Killed in Action
Regiment: The Sherwood Foresters
Service Number: 12390
Date of Death: 8th June 1916
Age at Death: 22
Cemetery: Auchonvillers Military Cemetery, France
Parents: Alfred and Mary Higgins
Alfred Henry Higgins, whose birth was registered in Grantham in the summer of 1893, was the son of Alfred Higgins, a farm labourer, and his wife Mary. At the time of the 1901 Census they were living at Swinstead, near Bourne with their seven children.
Of their five sons, the oldest four served in the war. Alfred followed his brothers Arthur and Cecil into the Sherwood Foresters, with all three enlisting as volunteers, brother Frederick served in the Leicestershires. By the time war broke out, Alfred, Cecil and Fererick had moved to Hoby and were living at Lodge Farm. Their parents had presumably died by then because Alfred listed his oldest sibling, Lucy, as his next-of-kin; she had married a man called Featherstone and was living at nearby Rearsby.
Alfred’s service record has been lost but his medal card tells us that he disembarked in France on 9th February 1915. The next entry records that he died on 8th June 1918 but, according to the Commonweath War Graves Commission, this should read 8th June 1916. He is buried at the Auchonvillers Military Cemetery, north east of Amiens, and was posthumously awarded the 1914-15 Star, the British War Medal and the Victory Medal. Alfred is remembered on the war memorial at Barkston, Lincolnshire.

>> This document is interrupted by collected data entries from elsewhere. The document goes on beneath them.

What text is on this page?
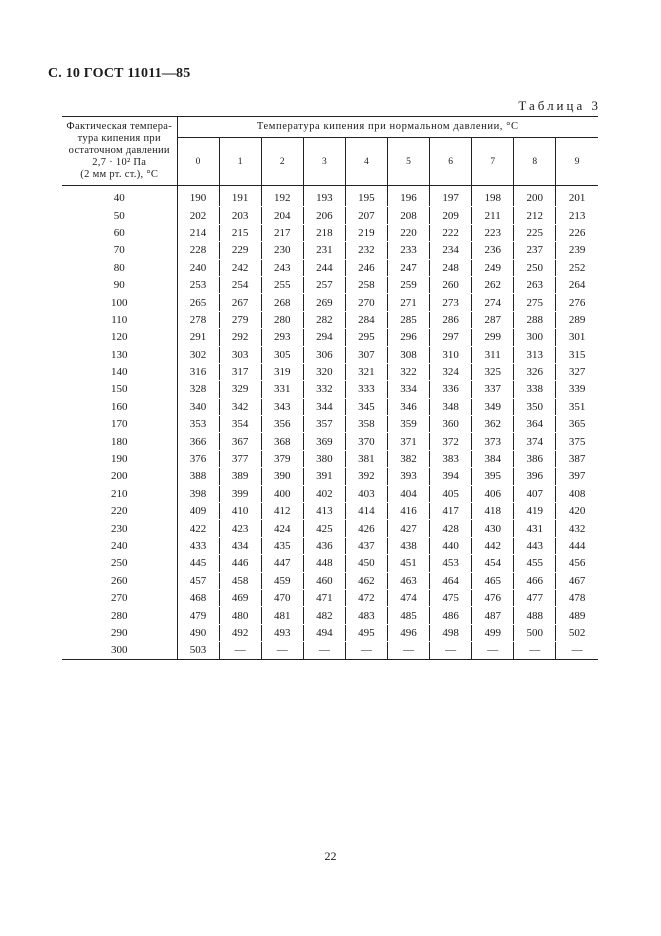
С. 10 ГОСТ 11011—85
Таблица 3
Фактическая темпера-
тура кипения при
остаточном давлении
2,7 · 10² Па
(2 мм рт. ст.), °С	Температура кипения при нормальном давлении, °С									
	0	1	2	3	4	5	6	7	8	9
40	190	191	192	193	195	196	197	198	200	201
50	202	203	204	206	207	208	209	211	212	213
60	214	215	217	218	219	220	222	223	225	226
70	228	229	230	231	232	233	234	236	237	239
80	240	242	243	244	246	247	248	249	250	252
90	253	254	255	257	258	259	260	262	263	264
100	265	267	268	269	270	271	273	274	275	276
110	278	279	280	282	284	285	286	287	288	289
120	291	292	293	294	295	296	297	299	300	301
130	302	303	305	306	307	308	310	311	313	315
140	316	317	319	320	321	322	324	325	326	327
150	328	329	331	332	333	334	336	337	338	339
160	340	342	343	344	345	346	348	349	350	351
170	353	354	356	357	358	359	360	362	364	365
180	366	367	368	369	370	371	372	373	374	375
190	376	377	379	380	381	382	383	384	386	387
200	388	389	390	391	392	393	394	395	396	397
210	398	399	400	402	403	404	405	406	407	408
220	409	410	412	413	414	416	417	418	419	420
230	422	423	424	425	426	427	428	430	431	432
240	433	434	435	436	437	438	440	442	443	444
250	445	446	447	448	450	451	453	454	455	456
260	457	458	459	460	462	463	464	465	466	467
270	468	469	470	471	472	474	475	476	477	478
280	479	480	481	482	483	485	486	487	488	489
290	490	492	493	494	495	496	498	499	500	502
300	503	—	—	—	—	—	—	—	—	—
22
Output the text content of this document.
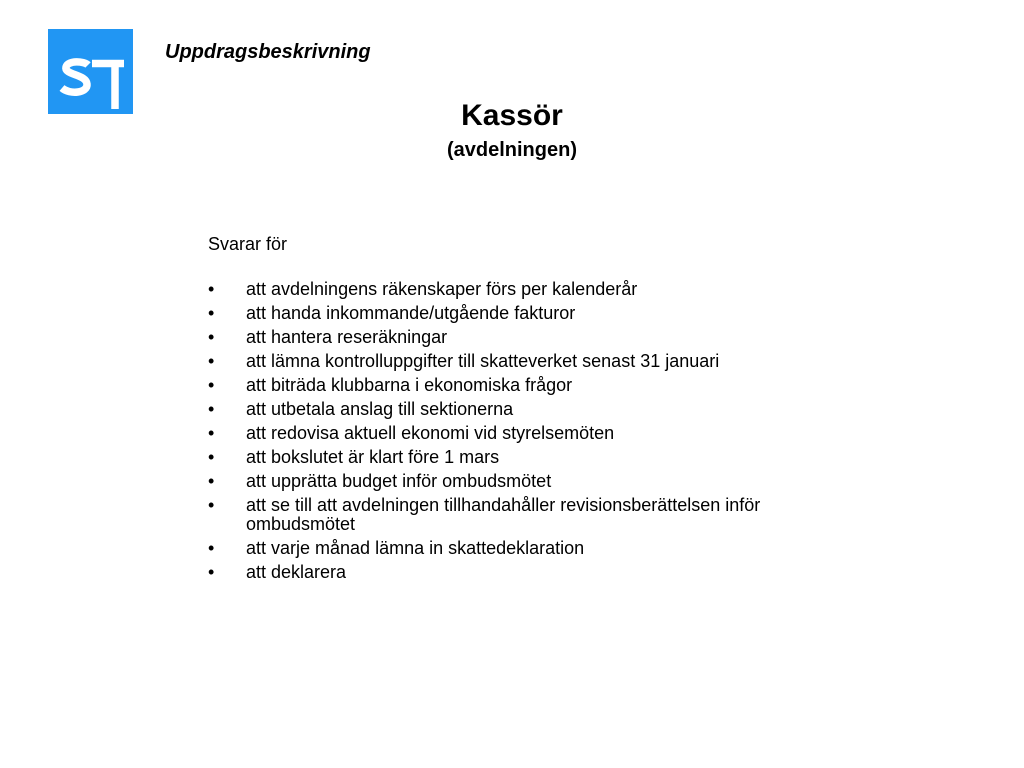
Uppdragsbeskrivning
Kassör
(avdelningen)
Svarar för
• att avdelningens räkenskaper förs per kalenderår
• att handa inkommande/utgående fakturor
• att hantera reseräkningar
• att lämna kontrolluppgifter till skatteverket senast 31 januari
• att biträda klubbarna i ekonomiska frågor
• att utbetala anslag till sektionerna
• att redovisa aktuell ekonomi vid styrelsemöten
• att bokslutet är klart före 1 mars
• att upprätta budget inför ombudsmötet
• att se till att avdelningen tillhandahåller revisionsberättelsen inför ombudsmötet
• att varje månad lämna in skattedeklaration
• att deklarera
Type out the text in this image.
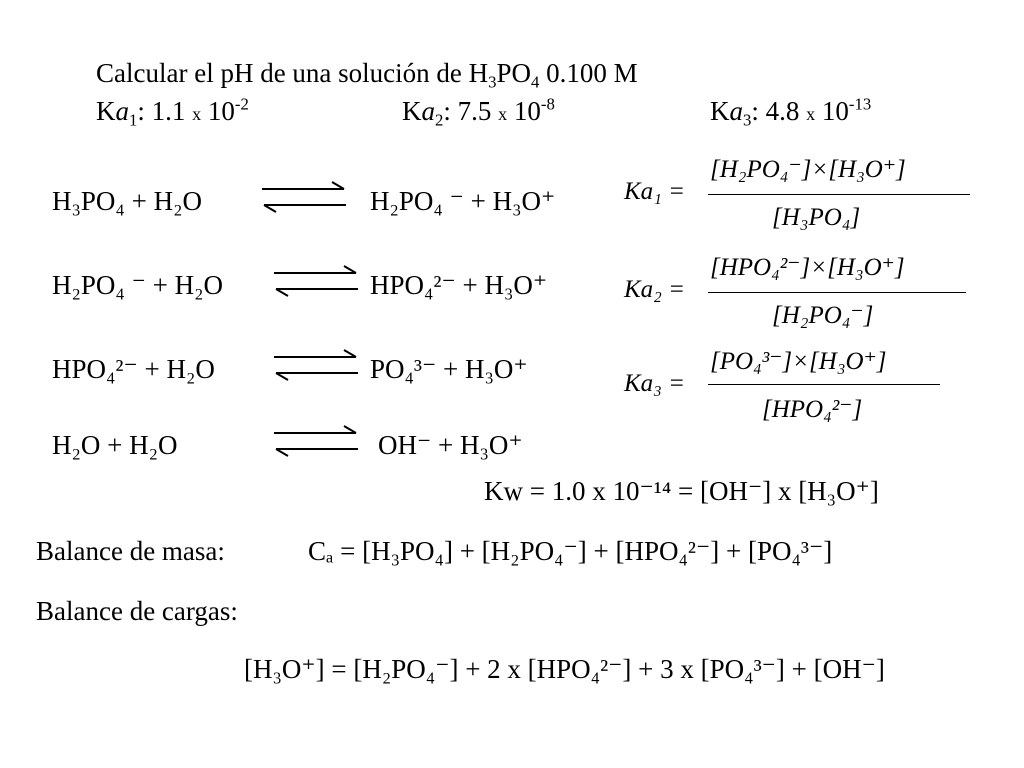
Calcular el pH de una solución de $H_3PO_4$ 0.100 M
$Ka_1$: 1.1 x $10^{-2}$	$Ka_2$: 7.5 x $10^{-8}$	$Ka_3$: 4.8 x $10^{-13}$
H₃PO₄ + H₂O	H₂PO₄ ⁻ + H₃O⁺
H₂PO₄ ⁻ + H₂O	HPO₄²⁻ + H₃O⁺
HPO₄²⁻ + H₂O	PO₄³⁻ + H₃O⁺
H₂O + H₂O	OH⁻ + H₃O⁺
Ka₁ =
[H₂PO₄⁻]×[H₃O⁺]
[H₃PO₄]
Ka₂ =
[HPO₄²⁻]×[H₃O⁺]
[H₂PO₄⁻]
Ka₃ =
[PO₄³⁻]×[H₃O⁺]
[HPO₄²⁻]
Kw = 1.0 x 10⁻¹⁴ = [OH⁻] x [H₃O⁺]
Balance de masa:	Cₐ = [H₃PO₄] + [H₂PO₄⁻] + [HPO₄²⁻] + [PO₄³⁻]
Balance de cargas:
[H₃O⁺] = [H₂PO₄⁻] + 2 x [HPO₄²⁻] + 3 x [PO₄³⁻] + [OH⁻]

The 10th Battalion of the Sherwood Foresters did not land in France until July 1915 so Alfred will have served in another part of the Regiment between February and July when it was involved in heavy fighting near Ypres. The Auchonvillers Cemetery, where he is buried, contains the graves of many British soldiers who died in the Battle of the Somme, which began on 1st July 1916, and others such as Alfred who were killed in the actions which preceded it. Auchonvillers was referred to by the troops as ‘Ocean Villas’.